Kids, Gray Hairs, Mortgages: You're Unhappiest When You Reach Your 40s

Kids, Gray Hairs, Mortgages: You're Unhappiest When You Reach Your 40s
Research revealed that happiness is the least when you reach your 40s and start to inch upward during your 50s. Pexel/ Ketut Subiyanto

Author and writer Sophie Brickman, soon turning 40, might also confirm this data. Do not get her wrong. She considers herself "decently happy" with her three adorable kids, a strong marriage, and a career she enjoys. However, when she thinks about the mortgages, the gray hairs, "living in the squeeze" between young kids and aging parents, and all those uncontrollable stressful situations, she thinks she might be "statistically fated" to be proof of the study.

Millennials have it worse

Brickman said that this could be the case for individuals in their mid-life. This may also be why there is the term "midlife crisis." Some studies stress that the most unhappy year, to be precise is 47.2 years old.

But wait, there is more! Millennials, born between the early 1980s to the late 1990s, Brickman included, are said to have it worse. She said her generation might find themselves "uniquely screwed" when they hit that low point in the U-shape.

Brickman took on a new urgency on this "smile curve" when she came across this year's data, American Time Use Survey. The US Census Bureau and Bureau of Labor Statistics study measures how people spend their days and how many hours are given to their daily activities. And it was depressing for her to find that Americans of all ages spend more time watching television than doing leisure activities such as socializing, reading, playing sports, or just relaxing and thinking. People nowadays cannot give their minds time to rest and just be. They need to always do something, or their minds always need to work on something.
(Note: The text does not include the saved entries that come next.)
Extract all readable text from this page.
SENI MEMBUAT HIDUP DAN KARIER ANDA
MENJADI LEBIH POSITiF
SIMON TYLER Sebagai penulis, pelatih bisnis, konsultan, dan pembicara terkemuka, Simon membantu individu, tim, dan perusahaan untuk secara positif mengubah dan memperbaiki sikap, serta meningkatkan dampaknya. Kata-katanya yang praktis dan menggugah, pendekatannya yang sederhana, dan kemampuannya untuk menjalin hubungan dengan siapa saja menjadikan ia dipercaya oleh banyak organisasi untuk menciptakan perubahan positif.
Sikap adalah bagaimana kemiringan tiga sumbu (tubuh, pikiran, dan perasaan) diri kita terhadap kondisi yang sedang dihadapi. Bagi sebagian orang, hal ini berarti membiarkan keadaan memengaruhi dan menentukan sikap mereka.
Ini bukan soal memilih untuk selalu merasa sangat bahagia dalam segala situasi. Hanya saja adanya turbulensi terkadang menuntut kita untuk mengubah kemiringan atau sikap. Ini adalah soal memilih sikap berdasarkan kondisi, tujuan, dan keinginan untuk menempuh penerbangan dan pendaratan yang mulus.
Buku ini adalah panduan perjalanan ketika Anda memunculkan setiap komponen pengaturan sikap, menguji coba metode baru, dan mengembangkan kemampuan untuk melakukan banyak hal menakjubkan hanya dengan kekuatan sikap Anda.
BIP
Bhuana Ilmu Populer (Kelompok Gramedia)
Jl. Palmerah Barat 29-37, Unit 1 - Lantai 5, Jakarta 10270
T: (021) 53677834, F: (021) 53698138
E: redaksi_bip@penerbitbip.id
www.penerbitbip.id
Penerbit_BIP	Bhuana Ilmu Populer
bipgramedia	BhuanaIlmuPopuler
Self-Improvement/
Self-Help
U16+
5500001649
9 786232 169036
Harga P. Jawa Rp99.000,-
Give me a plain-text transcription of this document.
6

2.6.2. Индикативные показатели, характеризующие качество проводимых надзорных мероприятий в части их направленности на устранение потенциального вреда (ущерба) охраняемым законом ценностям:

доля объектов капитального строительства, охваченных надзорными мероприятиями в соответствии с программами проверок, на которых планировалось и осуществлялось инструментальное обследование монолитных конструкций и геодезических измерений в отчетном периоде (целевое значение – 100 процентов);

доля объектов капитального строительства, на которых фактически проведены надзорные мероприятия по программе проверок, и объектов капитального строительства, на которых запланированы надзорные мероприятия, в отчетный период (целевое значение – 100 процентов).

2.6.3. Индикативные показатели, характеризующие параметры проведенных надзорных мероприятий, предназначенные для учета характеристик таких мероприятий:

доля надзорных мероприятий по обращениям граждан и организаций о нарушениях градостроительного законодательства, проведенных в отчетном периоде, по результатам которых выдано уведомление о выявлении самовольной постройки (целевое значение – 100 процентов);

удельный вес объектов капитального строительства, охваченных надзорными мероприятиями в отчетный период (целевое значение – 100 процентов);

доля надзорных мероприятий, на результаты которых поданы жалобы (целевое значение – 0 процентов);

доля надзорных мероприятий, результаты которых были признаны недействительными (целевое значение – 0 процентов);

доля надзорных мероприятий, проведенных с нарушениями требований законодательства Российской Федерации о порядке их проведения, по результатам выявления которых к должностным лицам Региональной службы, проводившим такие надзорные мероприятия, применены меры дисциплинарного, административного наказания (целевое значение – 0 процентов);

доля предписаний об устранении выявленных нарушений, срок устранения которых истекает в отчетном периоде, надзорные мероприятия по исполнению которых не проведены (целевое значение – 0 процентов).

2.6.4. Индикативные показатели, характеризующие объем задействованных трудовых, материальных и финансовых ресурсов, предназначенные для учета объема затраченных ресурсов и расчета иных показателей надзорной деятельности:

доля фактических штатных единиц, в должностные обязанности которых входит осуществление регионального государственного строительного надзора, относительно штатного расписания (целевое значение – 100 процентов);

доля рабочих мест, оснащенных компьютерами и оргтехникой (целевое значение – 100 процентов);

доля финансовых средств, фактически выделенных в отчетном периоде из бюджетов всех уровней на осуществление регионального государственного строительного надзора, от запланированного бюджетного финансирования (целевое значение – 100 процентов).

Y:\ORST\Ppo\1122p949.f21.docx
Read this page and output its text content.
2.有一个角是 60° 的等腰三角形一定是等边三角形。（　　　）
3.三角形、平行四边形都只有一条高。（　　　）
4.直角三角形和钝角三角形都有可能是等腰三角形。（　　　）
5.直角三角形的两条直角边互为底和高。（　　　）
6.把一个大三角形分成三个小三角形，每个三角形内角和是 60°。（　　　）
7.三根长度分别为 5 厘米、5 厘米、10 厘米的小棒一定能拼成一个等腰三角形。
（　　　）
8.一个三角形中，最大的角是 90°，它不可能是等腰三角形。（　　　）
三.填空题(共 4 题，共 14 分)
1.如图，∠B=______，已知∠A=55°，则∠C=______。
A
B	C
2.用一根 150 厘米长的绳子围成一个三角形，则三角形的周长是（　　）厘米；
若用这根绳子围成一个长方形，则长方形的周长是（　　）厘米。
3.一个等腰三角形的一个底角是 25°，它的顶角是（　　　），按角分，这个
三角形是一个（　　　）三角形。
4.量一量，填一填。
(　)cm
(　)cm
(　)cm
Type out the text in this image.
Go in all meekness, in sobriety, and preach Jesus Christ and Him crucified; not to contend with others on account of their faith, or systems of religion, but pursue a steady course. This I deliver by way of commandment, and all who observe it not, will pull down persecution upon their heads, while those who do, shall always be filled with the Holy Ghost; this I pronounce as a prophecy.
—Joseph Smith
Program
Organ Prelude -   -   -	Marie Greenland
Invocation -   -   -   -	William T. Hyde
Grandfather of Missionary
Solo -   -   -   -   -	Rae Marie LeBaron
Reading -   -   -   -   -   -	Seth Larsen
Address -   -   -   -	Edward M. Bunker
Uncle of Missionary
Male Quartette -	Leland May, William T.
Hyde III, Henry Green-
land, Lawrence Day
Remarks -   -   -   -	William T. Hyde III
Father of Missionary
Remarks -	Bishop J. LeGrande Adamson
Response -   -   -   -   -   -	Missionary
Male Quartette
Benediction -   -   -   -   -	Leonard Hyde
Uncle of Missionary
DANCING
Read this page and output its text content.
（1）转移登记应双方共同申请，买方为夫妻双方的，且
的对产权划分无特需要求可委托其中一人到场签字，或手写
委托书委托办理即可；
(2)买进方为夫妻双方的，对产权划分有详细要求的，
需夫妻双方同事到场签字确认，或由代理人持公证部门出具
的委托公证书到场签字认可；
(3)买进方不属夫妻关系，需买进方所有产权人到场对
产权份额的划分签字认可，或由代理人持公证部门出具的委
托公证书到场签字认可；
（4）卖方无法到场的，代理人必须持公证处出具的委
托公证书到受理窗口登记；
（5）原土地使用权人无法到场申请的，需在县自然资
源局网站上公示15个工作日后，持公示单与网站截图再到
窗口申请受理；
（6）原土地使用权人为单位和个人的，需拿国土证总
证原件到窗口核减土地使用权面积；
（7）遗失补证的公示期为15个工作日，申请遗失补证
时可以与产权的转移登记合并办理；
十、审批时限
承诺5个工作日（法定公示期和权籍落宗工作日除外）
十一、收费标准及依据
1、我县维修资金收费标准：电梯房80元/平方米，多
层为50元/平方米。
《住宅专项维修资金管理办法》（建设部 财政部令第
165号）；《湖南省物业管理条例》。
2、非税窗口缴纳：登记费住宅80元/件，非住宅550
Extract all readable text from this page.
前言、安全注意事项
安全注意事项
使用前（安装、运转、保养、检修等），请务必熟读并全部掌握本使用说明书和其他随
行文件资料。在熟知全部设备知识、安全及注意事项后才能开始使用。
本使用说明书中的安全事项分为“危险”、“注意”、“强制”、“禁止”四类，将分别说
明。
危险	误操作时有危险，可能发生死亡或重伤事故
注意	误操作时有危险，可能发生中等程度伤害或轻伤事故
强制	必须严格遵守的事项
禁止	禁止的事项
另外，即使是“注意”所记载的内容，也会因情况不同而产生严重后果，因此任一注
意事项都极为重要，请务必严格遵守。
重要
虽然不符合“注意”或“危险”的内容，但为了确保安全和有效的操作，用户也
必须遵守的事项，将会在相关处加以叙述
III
It gets worse knowing that elder millennials, those between ages 35 to 44, are spending the least amount of leisure time compared to any other age group, which is a record low since the study was first released in 2003, Bloomberg reported.

If this is the case, being in the 40s will be the unhappiest stage and the most exhausting, stressful, and depressing.

There is a silver lining

Brickman, sadly, couldn't agree more, admitting that millennials have been working more and taking care of children more since 2003. The study results could be due to the self-help mindset forced on this generation, not to mention the Great Recession and then COVID-19.

An expert in economics and happiness, Carol Graham, added that living in a country that does not offer essential support and "devalues" time for leisure and vacation is also a big reason behind the results.

"Millennials got hit hard in so many different ways. The financial crisis, little kids at home during Covid - they've had a rough decade or two, and it's coming at a critical point. My guess is that the next generations may have it a little easier," Graham declared, as quoted by The Guardian.

But millennials can breathe calmly because there is a "millennial-specific silver lining."

The pandemic, no matter how difficult, transformed life priorities. Millennials now know what truly matters. As Graham puts it, going through difficult times pays off in the long run as it builds resilience. One can weather "shocks better" than most.

The 40s may be one's unhappiest point in life, but it isn't going to be every day, but it will also be one's bravest, the strongest moment each time.